DV Implementation

We currently operate an established system utilizing dimensional model surrogate keys and business keys in a production environment. Concurrently, we are in the process of developing Data Vault 2.0. Our strategy entails running both systems simultaneously for a year to facilitate user acceptance testing (UAT) by the business stakeholders. We are deliberating on potential challenges that may arise concerning key selection between the two systems. It is foreseeable that discrepancies in data storage methods could occur, as the legacy system may employ primary keys (PK), surrogate keys (SK), or business keys, while Data Vault 2.0 will utilize hash keys and business keys.
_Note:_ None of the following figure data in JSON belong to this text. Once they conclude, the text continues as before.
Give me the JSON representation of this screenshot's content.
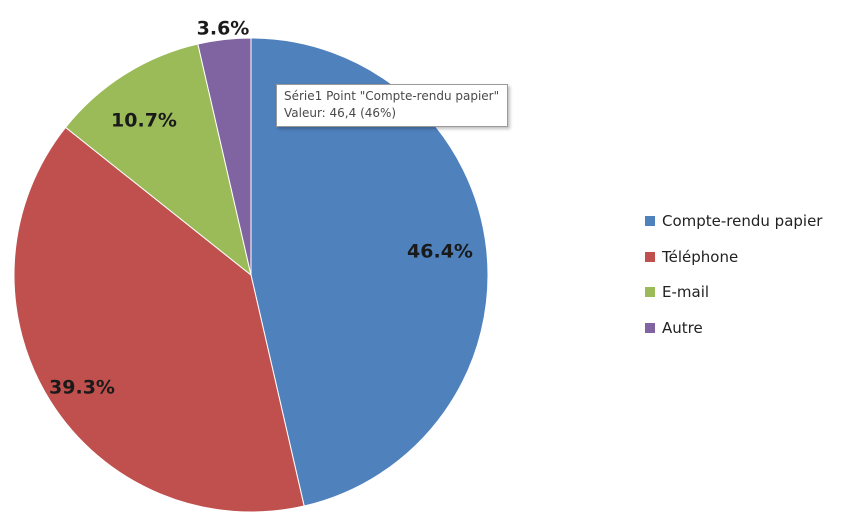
{
  "chart_data": {
    "type": "pie",
    "series": [
      {
        "name": "Série1",
        "categories": [
          "Compte-rendu papier",
          "Téléphone",
          "E-mail",
          "Autre"
        ],
        "values": [
          46.4,
          39.3,
          10.7,
          3.6
        ],
        "data_labels": [
          "46.4%",
          "39.3%",
          "10.7%",
          "3.6%"
        ],
        "colors": [
          "#4F81BD",
          "#C0504D",
          "#9BBB59",
          "#8064A2"
        ]
      }
    ],
    "start_angle_deg": 0,
    "direction": "clockwise",
    "legend_position": "right"
  },
  "tooltip": {
    "line1": "Série1 Point \"Compte-rendu papier\"",
    "line2": "Valeur: 46,4 (46%)"
  }
}
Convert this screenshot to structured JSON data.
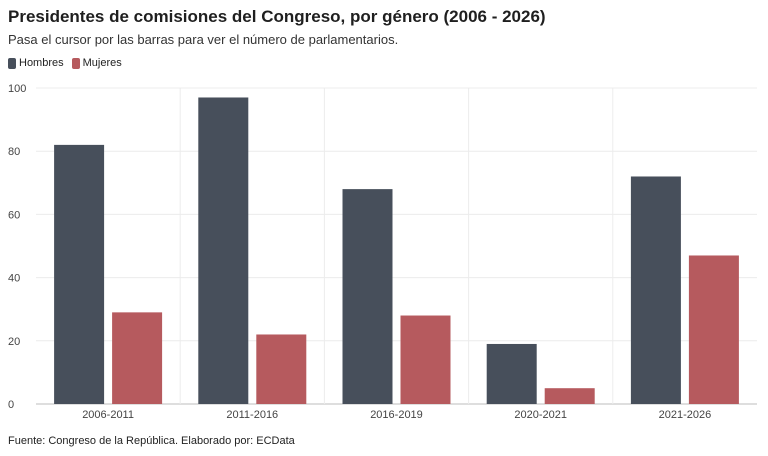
{
  "chart_data": {
    "type": "bar",
    "title": "Presidentes de comisiones del Congreso, por género (2006 - 2026)",
    "subtitle": "Pasa el cursor por las barras para ver el número de parlamentarios.",
    "categories": [
      "2006-2011",
      "2011-2016",
      "2016-2019",
      "2020-2021",
      "2021-2026"
    ],
    "series": [
      {
        "name": "Hombres",
        "color": "#474f5b",
        "values": [
          82,
          97,
          68,
          19,
          72
        ]
      },
      {
        "name": "Mujeres",
        "color": "#b65a5e",
        "values": [
          29,
          22,
          28,
          5,
          47
        ]
      }
    ],
    "ylim": [
      0,
      100
    ],
    "yticks": [
      "0",
      "20",
      "40",
      "60",
      "80",
      "100"
    ],
    "grid": true,
    "legend_position": "top-left"
  },
  "footer": {
    "source": "Fuente: Congreso de la República. Elaborado por: ECData"
  }
}
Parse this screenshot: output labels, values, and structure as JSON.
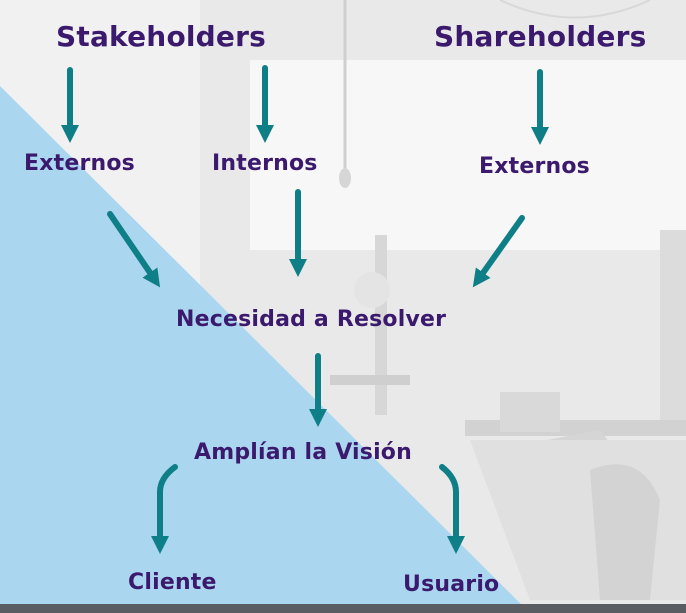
{
  "diagram": {
    "stakeholders": "Stakeholders",
    "shareholders": "Shareholders",
    "externos_left": "Externos",
    "internos": "Internos",
    "externos_right": "Externos",
    "necesidad": "Necesidad a Resolver",
    "amplian": "Amplían la Visión",
    "cliente": "Cliente",
    "usuario": "Usuario"
  },
  "colors": {
    "text": "#3b1a6e",
    "arrow": "#0e7f87",
    "triangle": "#aad6ef",
    "background": "#f1f1f1"
  }
}
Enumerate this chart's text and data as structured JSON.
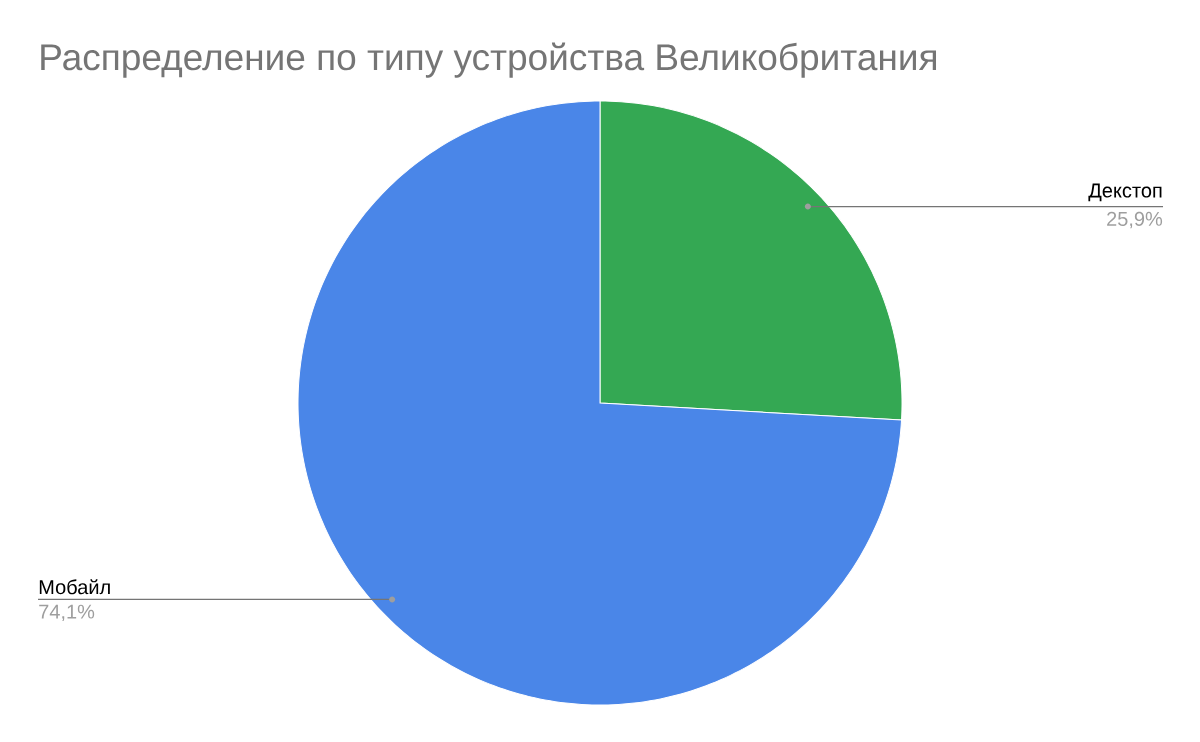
{
  "chart_data": {
    "type": "pie",
    "title": "Распределение по типу устройства Великобритания",
    "categories": [
      "Декстоп",
      "Мобайл"
    ],
    "values": [
      25.9,
      74.1
    ],
    "colors": [
      "#34a853",
      "#4a86e8"
    ],
    "value_labels": [
      "25,9%",
      "74,1%"
    ]
  }
}
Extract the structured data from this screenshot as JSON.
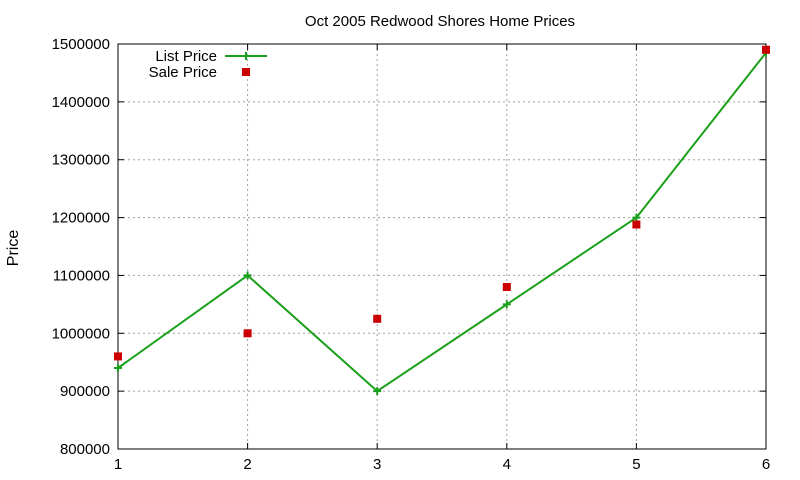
{
  "chart_data": {
    "type": "line",
    "title": "Oct 2005 Redwood Shores Home Prices",
    "xlabel": "",
    "ylabel": "Price",
    "xlim": [
      1,
      6
    ],
    "ylim": [
      800000,
      1500000
    ],
    "xticks": [
      "1",
      "2",
      "3",
      "4",
      "5",
      "6"
    ],
    "yticks": [
      "800000",
      "900000",
      "1000000",
      "1100000",
      "1200000",
      "1300000",
      "1400000",
      "1500000"
    ],
    "grid": true,
    "legend_position": "top-left",
    "series": [
      {
        "name": "List Price",
        "style": "line+crosses",
        "color": "#1aa01a",
        "x": [
          1,
          2,
          3,
          4,
          5,
          6
        ],
        "y": [
          940000,
          1100000,
          900000,
          1050000,
          1200000,
          1485000
        ]
      },
      {
        "name": "Sale Price",
        "style": "points-square",
        "color": "#cc0000",
        "x": [
          1,
          2,
          3,
          4,
          5,
          6
        ],
        "y": [
          960000,
          1000000,
          1025000,
          1080000,
          1188000,
          1490000
        ]
      }
    ]
  },
  "legend": {
    "list_label": "List Price",
    "sale_label": "Sale Price"
  }
}
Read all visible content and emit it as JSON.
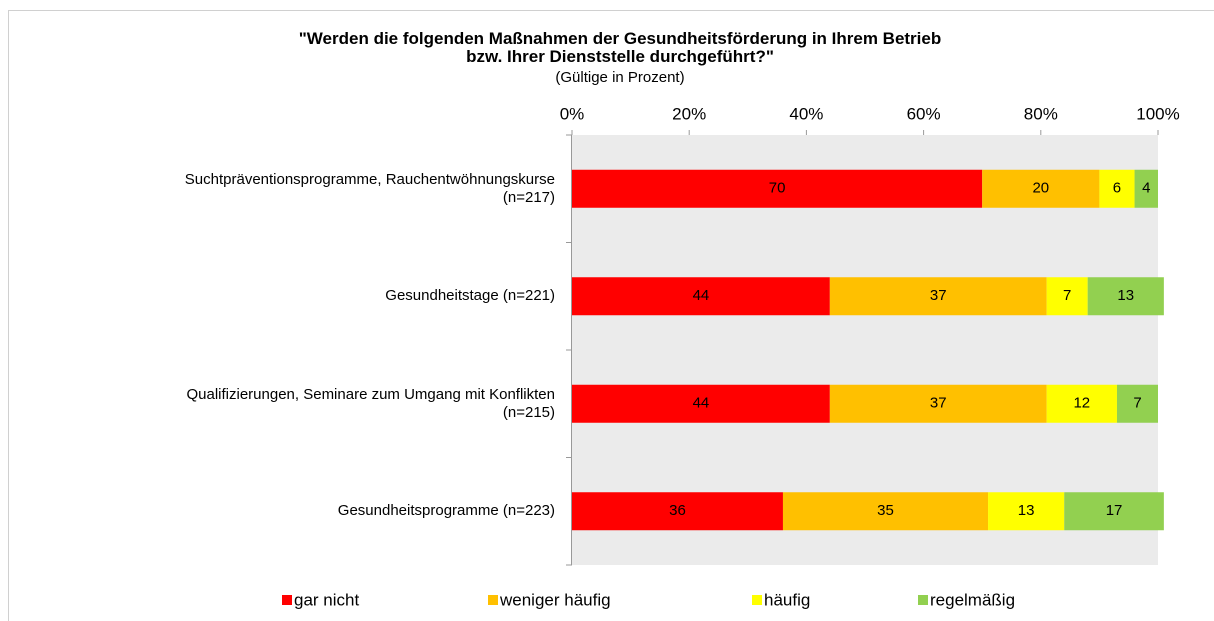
{
  "chart_data": {
    "type": "stacked_barh",
    "title": "\"Werden die folgenden Maßnahmen der Gesundheitsförderung in Ihrem Betrieb\nbzw. Ihrer Dienststelle durchgeführt?\"",
    "subtitle": "(Gültige in Prozent)",
    "categories": [
      "Suchtpräventionsprogramme, Rauchentwöhnungskurse\n(n=217)",
      "Gesundheitstage (n=221)",
      "Qualifizierungen, Seminare zum Umgang mit Konflikten\n(n=215)",
      "Gesundheitsprogramme (n=223)"
    ],
    "series": [
      {
        "name": "gar nicht",
        "color": "#ff0000",
        "values": [
          70,
          44,
          44,
          36
        ]
      },
      {
        "name": "weniger häufig",
        "color": "#ffc000",
        "values": [
          20,
          37,
          37,
          35
        ]
      },
      {
        "name": "häufig",
        "color": "#ffff00",
        "values": [
          6,
          7,
          12,
          13
        ]
      },
      {
        "name": "regelmäßig",
        "color": "#92d050",
        "values": [
          4,
          13,
          7,
          17
        ]
      }
    ],
    "xlim": [
      0,
      100
    ],
    "xticks": [
      {
        "value": 0,
        "label": "0%"
      },
      {
        "value": 20,
        "label": "20%"
      },
      {
        "value": 40,
        "label": "40%"
      },
      {
        "value": 60,
        "label": "60%"
      },
      {
        "value": 80,
        "label": "80%"
      },
      {
        "value": 100,
        "label": "100%"
      }
    ],
    "legend": "bottom"
  }
}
This variance in key structures may lead to data inconsistencies or mismatches, warranting careful consideration and mitigation strategies during the transition period. How can we ensure the data matches apple to apple across systems?

… by doing your due diligence…

Appreciate it if you could elaborate more, so we don’t end up in a situation where end users or customer scratch their heads using the new system and see new keys compared to what they used to see earlier.

Well what you’re after is typically what consultants charge for deciphering / consulting. Sure your customers might be scratching your heads but having quality input is not free.
This forum is mostly about modelling problems, this thread I think is something where a consultancy would spend whiteboard sessions deciphering, helping and getting paid to do.

DV 2.0 hubs are defined by business keys, not surrogate keys. You might bring in the SK from a source system and have it in a satellite, but only the true business keys should be in the hub. The only potential conflict between business keys will be if a business key value is provided by 2 independent systems (think of item number from 2 different sources), in which case a business key collision code is recommended.

I’m going to assume that “variance in key structure” means that different source systems have different “grain” of business key (e.g. one defines item by an item number but the other defines item as item number + size) but analysis should help identify those. (This can be a challenging conversation when each part of the business is convinced that their way is the only correct way.)

I hope that’s helpful.